Um olhar retrospectivo
O Integrismo constitui uma mentalidade ou um modo de ver mais do que uma escola ou um sistema de Filosofia. Tem suas raízes nos fins do séc. XVIII, quando o racionalismo se afirmou com veemência inaudita, proclamando o culto à Razão e à Ciência, em oposição à fé cristã; as novas idéias acompanhavam uma revolução social, definida pelo lema «Liberdade, Igualdade, Fraternidade», em antagonismo à antiga estrutura da sociedade, muito marcada pela aristocracia, a monarquia e o absolutismo dós soberanos.
Diante dos novos feitos, surgiu, da parte católica, uma reação, que, consciente ou inconscientemente, começou a opor extremismo a extremismo; tais defensores do Catolicismo eram imbuídos de desconfiança para com as instituições, a ciência e a filosofia dos tempos modernos, tendendo a fechar-se nas categorias de pensamento e de estrutura social da Idade Média; esta era assim enaltecida, como se fôra o período áureo de toda a história, período no qual o Cristianismo e a Cidade de Deus se afirmavam de maneira quase ideal; o que fosse posterior à Idade Média ou ao séc. XV provocaria, antes, aversão da parte do cristão.
Essa atitude reacionária, ao surgir no fim do séc. XVIH, não foi caracterizada por nome próprio; a muitos, de resto, podia parecer ser a única posição acertada para um fiel discípulo de Cristo.

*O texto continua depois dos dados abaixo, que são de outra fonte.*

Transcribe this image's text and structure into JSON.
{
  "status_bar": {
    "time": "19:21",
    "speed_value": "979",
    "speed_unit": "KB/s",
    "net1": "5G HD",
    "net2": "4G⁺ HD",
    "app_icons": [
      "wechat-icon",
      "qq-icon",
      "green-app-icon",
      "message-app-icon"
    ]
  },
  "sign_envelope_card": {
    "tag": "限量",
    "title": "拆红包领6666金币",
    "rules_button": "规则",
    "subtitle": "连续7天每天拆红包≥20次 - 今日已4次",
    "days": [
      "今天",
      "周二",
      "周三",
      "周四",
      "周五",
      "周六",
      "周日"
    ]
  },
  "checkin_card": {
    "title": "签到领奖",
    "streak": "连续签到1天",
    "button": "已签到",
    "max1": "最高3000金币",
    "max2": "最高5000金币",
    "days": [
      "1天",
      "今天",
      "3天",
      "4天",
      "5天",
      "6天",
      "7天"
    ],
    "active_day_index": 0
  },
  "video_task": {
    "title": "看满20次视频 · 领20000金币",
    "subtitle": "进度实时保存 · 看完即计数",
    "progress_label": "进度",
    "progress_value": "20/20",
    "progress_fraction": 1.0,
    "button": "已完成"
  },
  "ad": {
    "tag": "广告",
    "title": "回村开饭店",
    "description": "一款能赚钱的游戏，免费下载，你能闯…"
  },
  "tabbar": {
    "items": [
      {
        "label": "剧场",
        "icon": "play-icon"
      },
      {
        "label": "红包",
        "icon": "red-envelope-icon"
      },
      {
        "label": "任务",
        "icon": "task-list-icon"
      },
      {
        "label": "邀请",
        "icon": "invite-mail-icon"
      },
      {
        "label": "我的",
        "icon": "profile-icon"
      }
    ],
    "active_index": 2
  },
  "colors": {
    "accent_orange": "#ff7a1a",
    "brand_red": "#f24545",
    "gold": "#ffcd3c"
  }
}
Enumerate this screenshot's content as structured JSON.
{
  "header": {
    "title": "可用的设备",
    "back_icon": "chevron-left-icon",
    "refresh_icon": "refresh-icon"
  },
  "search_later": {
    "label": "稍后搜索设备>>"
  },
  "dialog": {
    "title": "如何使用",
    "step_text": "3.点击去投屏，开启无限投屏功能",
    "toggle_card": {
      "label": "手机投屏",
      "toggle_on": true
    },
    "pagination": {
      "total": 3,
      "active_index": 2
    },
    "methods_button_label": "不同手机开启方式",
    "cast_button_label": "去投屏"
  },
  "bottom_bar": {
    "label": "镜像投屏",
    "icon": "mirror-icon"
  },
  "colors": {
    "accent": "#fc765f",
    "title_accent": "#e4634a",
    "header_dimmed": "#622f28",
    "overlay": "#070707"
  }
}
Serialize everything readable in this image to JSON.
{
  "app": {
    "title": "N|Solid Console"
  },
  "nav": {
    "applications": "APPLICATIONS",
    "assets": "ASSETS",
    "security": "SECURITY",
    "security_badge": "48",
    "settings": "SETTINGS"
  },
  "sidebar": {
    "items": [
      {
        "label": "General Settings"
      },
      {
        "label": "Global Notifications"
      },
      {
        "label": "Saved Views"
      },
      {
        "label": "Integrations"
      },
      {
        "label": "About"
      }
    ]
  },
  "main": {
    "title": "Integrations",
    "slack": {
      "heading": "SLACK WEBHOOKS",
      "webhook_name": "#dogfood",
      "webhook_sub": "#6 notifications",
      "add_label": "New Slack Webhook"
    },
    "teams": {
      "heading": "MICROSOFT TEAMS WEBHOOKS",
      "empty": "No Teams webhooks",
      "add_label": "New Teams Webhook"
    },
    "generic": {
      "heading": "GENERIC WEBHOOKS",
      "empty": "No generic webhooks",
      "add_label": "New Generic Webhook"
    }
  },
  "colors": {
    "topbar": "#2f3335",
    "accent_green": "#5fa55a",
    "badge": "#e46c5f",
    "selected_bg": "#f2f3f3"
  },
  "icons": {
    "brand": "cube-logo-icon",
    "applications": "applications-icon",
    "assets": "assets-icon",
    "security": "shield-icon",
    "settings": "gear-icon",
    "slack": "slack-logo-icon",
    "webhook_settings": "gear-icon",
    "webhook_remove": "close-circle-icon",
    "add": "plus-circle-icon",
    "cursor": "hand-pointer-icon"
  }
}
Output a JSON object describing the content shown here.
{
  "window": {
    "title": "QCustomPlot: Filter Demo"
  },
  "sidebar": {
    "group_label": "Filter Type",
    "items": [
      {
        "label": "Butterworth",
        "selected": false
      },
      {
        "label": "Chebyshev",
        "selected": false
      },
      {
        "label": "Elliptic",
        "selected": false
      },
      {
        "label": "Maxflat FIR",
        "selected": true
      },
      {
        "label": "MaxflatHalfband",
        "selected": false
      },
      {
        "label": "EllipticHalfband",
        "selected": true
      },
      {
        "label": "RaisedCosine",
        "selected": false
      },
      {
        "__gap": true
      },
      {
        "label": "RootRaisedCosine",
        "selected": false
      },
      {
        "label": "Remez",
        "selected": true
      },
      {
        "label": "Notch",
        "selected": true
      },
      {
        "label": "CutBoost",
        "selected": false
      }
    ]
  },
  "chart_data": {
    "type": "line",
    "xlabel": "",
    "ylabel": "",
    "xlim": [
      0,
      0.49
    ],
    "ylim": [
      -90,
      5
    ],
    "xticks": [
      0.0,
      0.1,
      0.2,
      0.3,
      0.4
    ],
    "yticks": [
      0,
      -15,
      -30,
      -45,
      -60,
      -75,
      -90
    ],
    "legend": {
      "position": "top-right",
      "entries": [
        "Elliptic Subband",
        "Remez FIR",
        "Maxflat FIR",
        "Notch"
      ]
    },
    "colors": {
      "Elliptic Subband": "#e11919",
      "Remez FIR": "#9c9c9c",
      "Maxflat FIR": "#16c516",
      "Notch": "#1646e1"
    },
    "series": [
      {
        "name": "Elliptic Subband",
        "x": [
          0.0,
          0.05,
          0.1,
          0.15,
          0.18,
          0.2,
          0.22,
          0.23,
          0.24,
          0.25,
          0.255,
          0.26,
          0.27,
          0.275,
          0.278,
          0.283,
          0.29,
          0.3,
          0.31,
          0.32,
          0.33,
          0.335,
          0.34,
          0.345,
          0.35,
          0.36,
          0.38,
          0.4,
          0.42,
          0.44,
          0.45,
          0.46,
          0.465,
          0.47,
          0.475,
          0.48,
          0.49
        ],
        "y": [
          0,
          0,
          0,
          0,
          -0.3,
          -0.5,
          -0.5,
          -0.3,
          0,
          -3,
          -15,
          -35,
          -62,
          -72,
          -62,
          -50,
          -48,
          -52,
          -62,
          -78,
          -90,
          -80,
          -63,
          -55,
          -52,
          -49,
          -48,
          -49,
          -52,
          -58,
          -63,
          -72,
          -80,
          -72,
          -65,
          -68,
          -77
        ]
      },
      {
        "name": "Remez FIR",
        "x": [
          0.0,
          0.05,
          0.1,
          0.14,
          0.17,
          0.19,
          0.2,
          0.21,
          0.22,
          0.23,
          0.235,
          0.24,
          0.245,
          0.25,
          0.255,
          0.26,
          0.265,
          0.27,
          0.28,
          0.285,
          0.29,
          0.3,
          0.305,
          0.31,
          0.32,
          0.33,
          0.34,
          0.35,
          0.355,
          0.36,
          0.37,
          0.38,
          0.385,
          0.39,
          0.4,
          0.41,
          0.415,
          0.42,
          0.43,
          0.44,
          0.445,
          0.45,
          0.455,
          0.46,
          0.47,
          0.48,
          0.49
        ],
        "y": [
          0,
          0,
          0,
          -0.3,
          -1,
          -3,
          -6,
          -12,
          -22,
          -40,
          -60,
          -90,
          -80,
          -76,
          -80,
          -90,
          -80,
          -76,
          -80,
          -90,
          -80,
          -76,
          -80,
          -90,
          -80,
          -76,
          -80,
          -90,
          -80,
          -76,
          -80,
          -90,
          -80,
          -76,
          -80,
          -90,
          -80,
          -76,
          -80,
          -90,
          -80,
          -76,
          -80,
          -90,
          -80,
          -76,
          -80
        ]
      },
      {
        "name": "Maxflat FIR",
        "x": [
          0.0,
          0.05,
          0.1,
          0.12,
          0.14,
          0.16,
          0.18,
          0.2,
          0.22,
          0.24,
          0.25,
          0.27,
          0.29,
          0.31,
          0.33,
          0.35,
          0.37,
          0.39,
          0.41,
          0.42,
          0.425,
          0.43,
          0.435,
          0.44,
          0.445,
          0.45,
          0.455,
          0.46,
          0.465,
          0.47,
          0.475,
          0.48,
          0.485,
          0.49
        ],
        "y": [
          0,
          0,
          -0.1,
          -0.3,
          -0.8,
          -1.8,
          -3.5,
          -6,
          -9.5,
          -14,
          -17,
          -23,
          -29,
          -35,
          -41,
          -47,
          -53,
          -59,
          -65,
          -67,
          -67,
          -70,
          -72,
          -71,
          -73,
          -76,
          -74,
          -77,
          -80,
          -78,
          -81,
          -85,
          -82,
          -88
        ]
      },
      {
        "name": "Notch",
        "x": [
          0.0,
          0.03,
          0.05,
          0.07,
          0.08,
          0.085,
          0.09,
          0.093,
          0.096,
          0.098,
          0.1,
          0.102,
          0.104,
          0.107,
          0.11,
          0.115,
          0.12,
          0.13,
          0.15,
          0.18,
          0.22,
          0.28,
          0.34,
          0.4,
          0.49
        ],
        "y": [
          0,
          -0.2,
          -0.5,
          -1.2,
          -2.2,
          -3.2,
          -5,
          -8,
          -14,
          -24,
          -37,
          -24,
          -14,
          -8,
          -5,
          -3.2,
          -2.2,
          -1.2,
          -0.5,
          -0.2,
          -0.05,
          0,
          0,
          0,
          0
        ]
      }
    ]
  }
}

No decorrer do séc. XIX, ela se foi transmitindo de geração a geração; concorriam para aguçá-la os novos ímpetos do racionalismo e da impiedade, que se serviam das ciências, da filosofia, da sociologia e da política para se burlar de Deus e do Cristianismo. A França era o principal teatro desses embates; foi portanto, lá que apareceram os grandes apologistas da fé, alguns devidamente equilibrados (como Chateaubriand, Ozanam, Lacordaire, Montalembert, Monsabré), outros exagerados segundo matizes diversos. Entre estes últimos, devem-se mencionar De Bonald, Joseph de Maistre, Louis Veuillot, La Tour du Pin, Albert de Mun…; para vários dos pensadores de tal corrente, o «mundo moderno» identificava-se com os aspectos não-cristãos ou mesmo anticatólicos da Revolução Francesa de 1789.
No fim do século XIX e no início do séc. XX, tomou vulto mais uma corrente revolucionária de pensadores que queriam adaptar a doutrina católica à Filosofia moderna, desvirtuando ou esvaziando as proposições da fé cristã. Em consequência, foi-lhes dado o nome de «Modernistas», contando-se entre eles grandes intelectuais, como Loisy, Tyrell, Buonaiuti, etc. (cf. «P. R.» 55/1962, qu. 1, a respeito do Modernismo).
Frente a essa nova revolução, a mentalidade reacionária se afirmou com mais veemência e estreiteza, recebendo então o nome de «Integrismo» que hoje a caracteriza.
Deve-se mesmo notar que de 1901 a 1914 existiu uma Federação de Sociedades Secretas postas a serviço da corrente integrista. Chamava-se «La Sapinière»; oficialmente apresentava-se como associação religiosa («Sodalitium Pianum»), presidida por Monsenhor Benigni, Prelado da Secretaria de Estado do Vaticano, e dotada de sede central em Roma. Exercia atividade clandestina que visava descobrir e denunciar presumidos hereges da época; na verdade, essa atividade, longe de contribuir para o bem da Santa Igreja, atingiu e feriu os melhores expoentes intelectuais do Catolicismo francês e, à titulo de lutar contra o socialismo, desenvolveu campanha nefasta contra quase todas as iniciativas do progresso social. O zelo mal orientado dos membros da Federação chegava a provocar divisão no clero e a abrir distância cada vez mais clamorosa entre a hierarquia e os leigos católicos. Após um período de Influência assaz nociva sob o pontificado de Pio X, «La Sapinière» começou a declinar sob o Papa Bento XV, que, a partir da sua primeira- encíclica («Ad Beatissimi»), procurou dissolver as atividades secretas dos integristas. Estes, debilitados, ainda encontraram apoio no movimento da «Action Française», o qual, porém, não conseguiu prevalecer por muito tempo.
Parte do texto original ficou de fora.